Sazzed Salim
Department of Computer Science, Old Dominion University, Norfolk, VA, USA.
PeerJ Comput Sci. 2021 Nov 16;7:e681. doi: 10.7717/peerj-cs.681. eCollection 2021.
Bengali is a low-resource language that lacks tools and resources for various natural language processing (NLP) tasks, such as sentiment analysis or profanity identification. In Bengali, only the translated versions of English sentiment lexicons are available. Moreover, no dictionary exists for detecting profanity in Bengali social media text. This study introduces a Bengali sentiment lexicon, BengSentiLex, and a Bengali swear lexicon, BengSwearLex. For creating BengSentiLex, a cross-lingual methodology is proposed that utilizes a machine translation system, a review corpus, two English sentiment lexicons, pointwise mutual information (PMI), and supervised machine learning (ML) classifiers in various stages. A semi-automatic methodology is presented to develop BengSwearLex that leverages an obscene corpus, word embedding, and part-of-speech (POS) taggers. The performance of BengSentiLex compared with the translated English lexicons in three evaluation datasets. BengSentiLex achieves 5%-50% improvement over the translated lexicons. For identifying profanity, BengSwearLex achieves documentlevel coverage of around 85% in an document-level in the evaluation dataset. The experimental results imply that BengSentiLex and BengSwearLex are effective resources for classifying sentiment and identifying profanity in Bengali social media content, respectively.

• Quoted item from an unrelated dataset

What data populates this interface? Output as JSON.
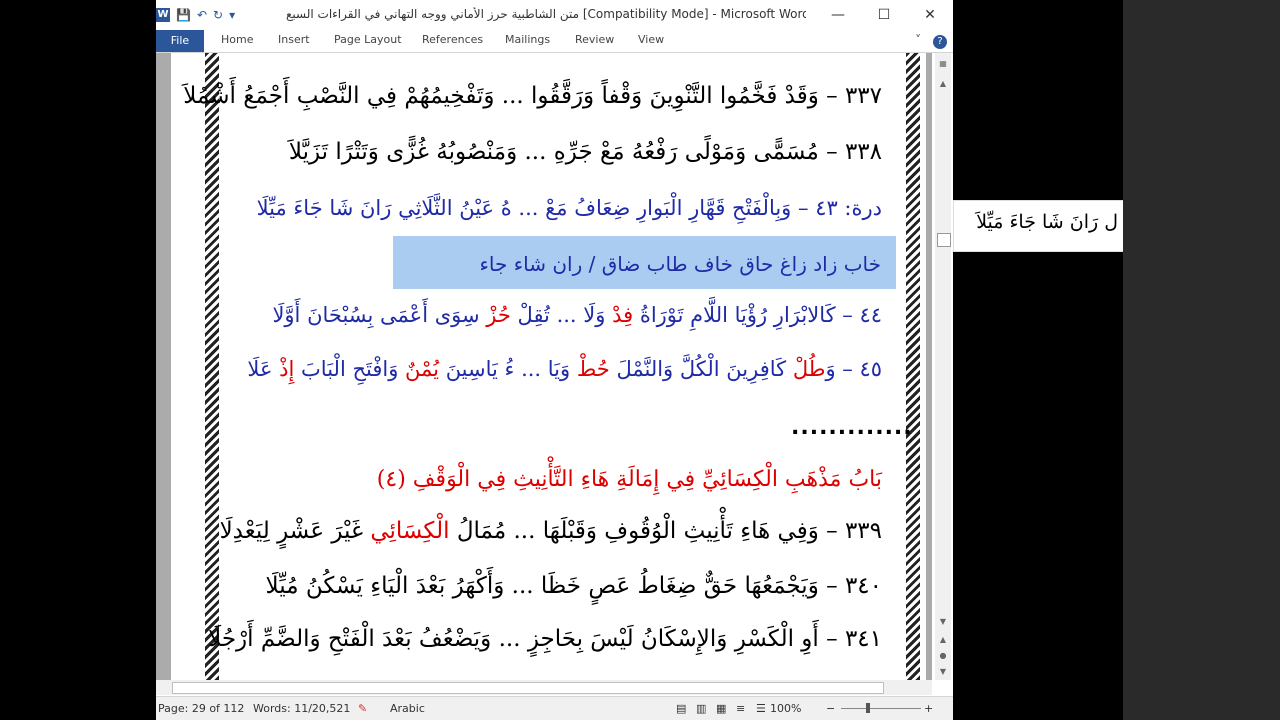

孟加拉语是一种资源匮乏的语言,缺乏用于各种自然语言处理(NLP)任务的工具和资源,如情感分析或亵渎性识别。在孟加拉语中,只有英语情感词典的翻译版本可用。此外,不存在用于检测孟加拉语社交媒体文本中亵渎性内容的词典。本研究介绍了一个孟加拉语情感词典BengSentiLex和一个孟加拉语脏话词典BengSwearLex。为了创建BengSentiLex,提出了一种跨语言方法,该方法在不同阶段利用机器翻译系统、评论语料库、两个英语情感词典、逐点互信息(PMI)和监督机器学习(ML)分类器。提出了一种半自动方法来开发BengSwearLex,该方法利用淫秽语料库、词嵌入和词性(POS)标注器。在三个评估数据集中将BengSentiLex的性能与翻译后的英语词典进行了比较。BengSentiLex比翻译后的词典有5%-50%的提升。对于亵渎性内容的识别,BengSwearLex在评估数据集中的文档级覆盖率达到了约85%。实验结果表明,BengSentiLex和BengSwearLex分别是用于对孟加拉语社交媒体内容进行情感分类和识别亵渎性内容的有效资源。